A continuidade dos protestos e onda de greves no Egito representa um dos principais problemas do Conselho Supremo das Forças Armadas. A Instituição que lidera a transição, e que foi durante décadas a garantia de estabilidade do regime, não pode hoje impor uma ordem até o fim. Embora logo depois da queda de Mubarak tenha se criado um clima de expectativas e de “deixar governar” o exercito, hoje são cada vez maiores os setores que começam a ver com impaciência a lentidão das mudanças prometidas e a continuidade do método e das politicas do velho regime. O exercito foi preservado como garantia de continuidade e também para impor limites nas lutas mais profundas que reivindicam coisas mais profundas no contexto da crise econômica que dificulta uma politica de concessões para milhões que vivem na pobreza.

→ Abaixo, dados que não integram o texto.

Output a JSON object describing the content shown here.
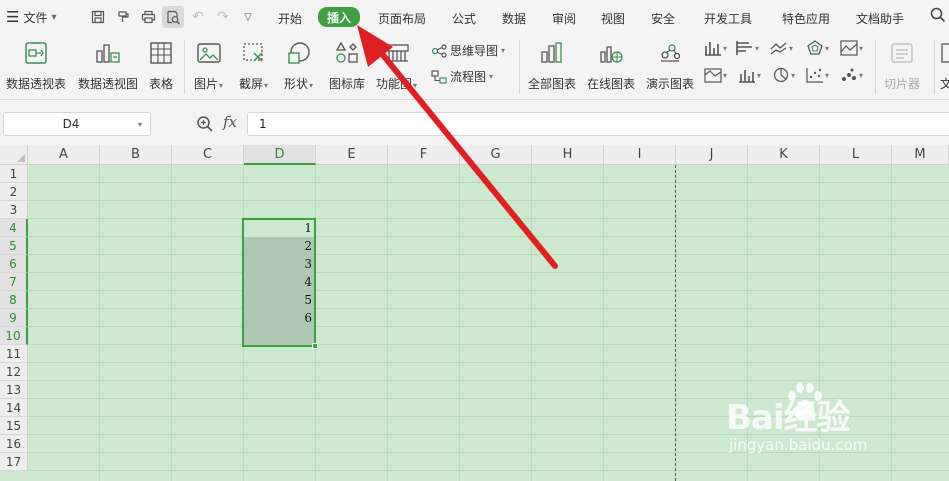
{
  "menu": {
    "file_label": "文件",
    "tabs": [
      {
        "label": "开始"
      },
      {
        "label": "插入"
      },
      {
        "label": "页面布局"
      },
      {
        "label": "公式"
      },
      {
        "label": "数据"
      },
      {
        "label": "审阅"
      },
      {
        "label": "视图"
      },
      {
        "label": "安全"
      },
      {
        "label": "开发工具"
      },
      {
        "label": "特色应用"
      },
      {
        "label": "文档助手"
      }
    ],
    "active_tab": "插入",
    "active_color": "#3fa043"
  },
  "ribbon": {
    "items": [
      {
        "label": "数据透视表",
        "icon": "pivot-table-icon"
      },
      {
        "label": "数据透视图",
        "icon": "pivot-chart-icon"
      },
      {
        "label": "表格",
        "icon": "table-icon"
      },
      {
        "label": "图片",
        "icon": "picture-icon"
      },
      {
        "label": "截屏",
        "icon": "screenshot-icon"
      },
      {
        "label": "形状",
        "icon": "shapes-icon"
      },
      {
        "label": "图标库",
        "icon": "icon-library-icon"
      },
      {
        "label": "功能图",
        "icon": "function-chart-icon"
      },
      {
        "label": "全部图表",
        "icon": "all-charts-icon"
      },
      {
        "label": "在线图表",
        "icon": "online-chart-icon"
      },
      {
        "label": "演示图表",
        "icon": "demo-chart-icon"
      },
      {
        "label": "切片器",
        "icon": "slicer-icon"
      },
      {
        "label": "文",
        "icon": "text-icon"
      }
    ],
    "small_items": [
      {
        "label": "思维导图",
        "icon": "mindmap-icon"
      },
      {
        "label": "流程图",
        "icon": "flowchart-icon"
      }
    ]
  },
  "formula_bar": {
    "cell_ref": "D4",
    "fx_label": "fx",
    "value": "1"
  },
  "sheet": {
    "columns": [
      "A",
      "B",
      "C",
      "D",
      "E",
      "F",
      "G",
      "H",
      "I",
      "J",
      "K",
      "L",
      "M"
    ],
    "rows": [
      "1",
      "2",
      "3",
      "4",
      "5",
      "6",
      "7",
      "8",
      "9",
      "10",
      "11",
      "12",
      "13",
      "14",
      "15",
      "16",
      "17"
    ],
    "selected_column": "D",
    "selected_rows": [
      "4",
      "5",
      "6",
      "7",
      "8",
      "9",
      "10"
    ],
    "cells": [
      {
        "ref": "D4",
        "value": "1"
      },
      {
        "ref": "D5",
        "value": "2"
      },
      {
        "ref": "D6",
        "value": "3"
      },
      {
        "ref": "D7",
        "value": "4"
      },
      {
        "ref": "D8",
        "value": "5"
      },
      {
        "ref": "D9",
        "value": "6"
      }
    ],
    "background_color": "#cce8cf"
  },
  "watermark": {
    "brand": "Bai经验",
    "url": "jingyan.baidu.com"
  },
  "annotation": {
    "color": "#e02020"
  }
}
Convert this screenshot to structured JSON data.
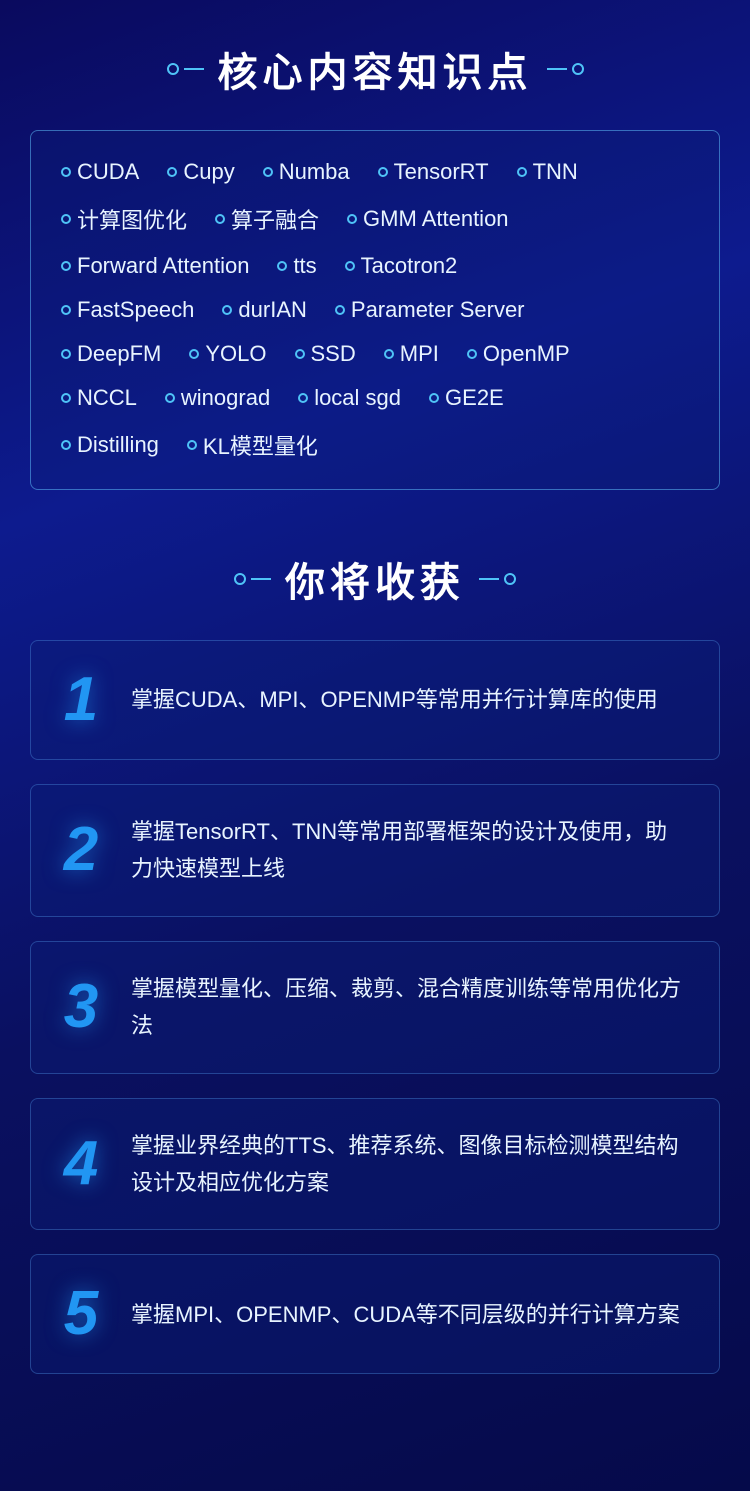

Desde a queda de Mubarak vem se delineando a formação de duas tendencias. Por um lado, a formação de uma tendencia de “normalização” e canalização do processo revolucionário em um limite institucional estreito, que é composto pelos partidos e organizações que apoiaram o referendo e buscavam incorpora-se a uma pseudo vida parlamentar com as eleições de setembro. Por outro lado, uma tendencia ainda desorganizada com epicentro em algumas coalizões que se formaram ao longo do calor das jornadas revolucionarias e na classe trabalhadora, que vem de um processo de reorganização e lutas nos últimos anos, e cuja ação foi um fator decisivo na queda de Mubarak. A mobilização atual com greves e um processo de organização anti-burocrática por fora da central sindical que servia Mubarak, serve de exemplo para o aprofundamento do processo revolucionário.

 

O exercito garante a continuidade

A baixa participação no referendo constitucional de 19/3 havia sido um termômetro do crescente descontentamento existente, sobretudo entre os jovens, estudantes e trabalhadores (depois das incipientes divisões entre as organizações que participaram do levante). A continuidade do velho regime iniciou por tomar como concreto a impunidade do próprio Mubarak, que segue sem ser julgado (apesar da citação da justiça e da recente prisão) e na presença de seus funcionários nos principais postos, as empresas, as universidades, os jornais e na televisão estatal. Um dos exemplos mais emblemáticos dessa continuidade foi a repressão e as torturas sofridas por mais de 170 pessoas detidas no dia 9/3, durante o processo da praça Tahrir. Entre os detidos, haviam 18 mulheres que após as torturas e golpes, foram submetidas a “exames de virgindade” (verificação de que se o hímen está intacto). À repressão direta se somaram leis que cerceiam o direito de livre expressão, a vigência do estado de emergência, e as causas contra ativistas e jornalistas. Outra lei que da conta do verdadeiro conteúdo dessa “transição” é o direito aprovado há alguns dias sobre a proibição de manifestações operarias que afetem o desenvolvimento da economia. Este é um verdadeiro ataque ao direito de greve, já que qualquer medida de força que não afete o desenvolvimento da economia, carece de efetividade como meio de ação operaria. Assim o exercito busca o restabelecimento da ordem e garantir a continuidade dos negócios dos capitalistas (incluindo eles mesmos, já que os militares são proprietários de empresas de água mineral, azeite, pesticidas, plantas de tratamento de águas, hotéis e outras empresas de serviços). Isto é conflitante com a impressão dos operários que enxergam no processo aberto sua oportunidade para se colocar não somente a cima da burocracia sindical, mas também sobre os funcionários estatais que dirigem as empresas.

 

Um processo profundo na classe trabalhadora

O processo revolucionário aberto em 25 de janeiro, teve como precedente vários anos de resistência operaria e popular. Especialmente as trabalhadoras e os trabalhadores do setor têxtil, protagonizaram duas importantes jornadas de greves com ocupações entre 2006 e 2008 na cidade de Al-Mahalla. A importância dessas lutas reside no fato de que a industria têxtil emprega 48% da força trabalhadora do país, e Al-Mahalla abriga fabricas como a Companhia Hilos e Tecidos do Egito, que emprega 24 mil pessoas (em sua maioria mulheres). Com essas jornadas se inaugurou um processo de reorganização: surgiram sindicatos independentes da central sindical burocrática (como o do transporte, empregados fiscais ou do ensino, entre outros). Esta experiencia inicial previa que os trabalhadores e as trabalhadoras haviam tido um protagonismo importante com greves e mobilizações anteriores, durante e depois da queda de Mubarak. A caída do ditador, ao contrario da aposta do Exercito e do Imperialismo, só aumentou a contestação operaria, uma vez que estava livre da burocracia sindical e do controle policial viciados no regime.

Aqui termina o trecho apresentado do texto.